Altered gating and expression of voltage-gated sodium channels (VGSCs) contribute to acute and chronic pain as well as inherited pain syndromes. Although much effort has been taken to understand underlying mechanisms and to develop new therapeutics, therapy is often dissatisfactory. One limitation of studying pain in patients is that nociceptive neurons as such can not be investigated on a cellular basis.

The aim of this study was to characterize the electrophysiological properties of human stem cell derived nociceptors that were obtained from human embryonic stem cells as described recently (Chambers et al. 2012, Nat. Biotech). Among the population of cells differentiated with this small-molecule inhibition protocol a subgroup of cells that resembled the morphology of mammalian dorsal root ganglia (DRGs) was further investigated.
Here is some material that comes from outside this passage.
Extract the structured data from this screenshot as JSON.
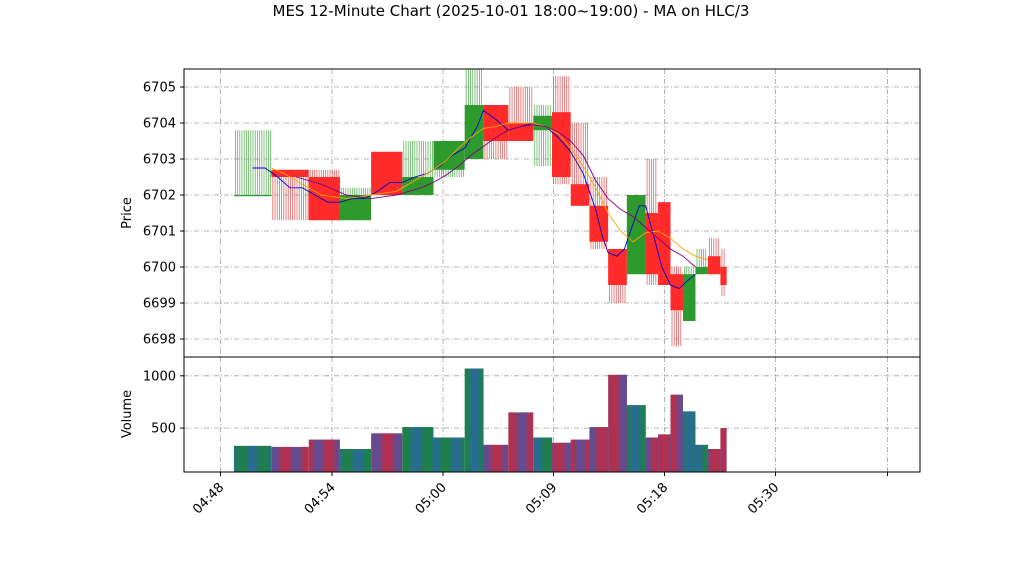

Using the patch-clamp technique we found that >33% of the differentiated cells showed electrical activity either in terms of spikelets (12%) or in the generation of action potentials (24%). For 75% of these cells phasic firing was observed whereas 25% showed tonic firing. Among the ion channels expressed were VGSCs (11%), voltage-gated potassium channels (15%) or both in 52% of the investigated cells. Tetrodotoxin (TTX) resistant sodium currents, which are a hallmark of peripheral sensory neurons and nociceptors, were observed in about 60% of the tested cells.

Here we show that human embryonic stem cells can provide a useful tool to investigate ion channels in a patient derived cell system that may help to better understand the mechanisms underlying pain and offers the opportunity to test potential therapeutics in the future.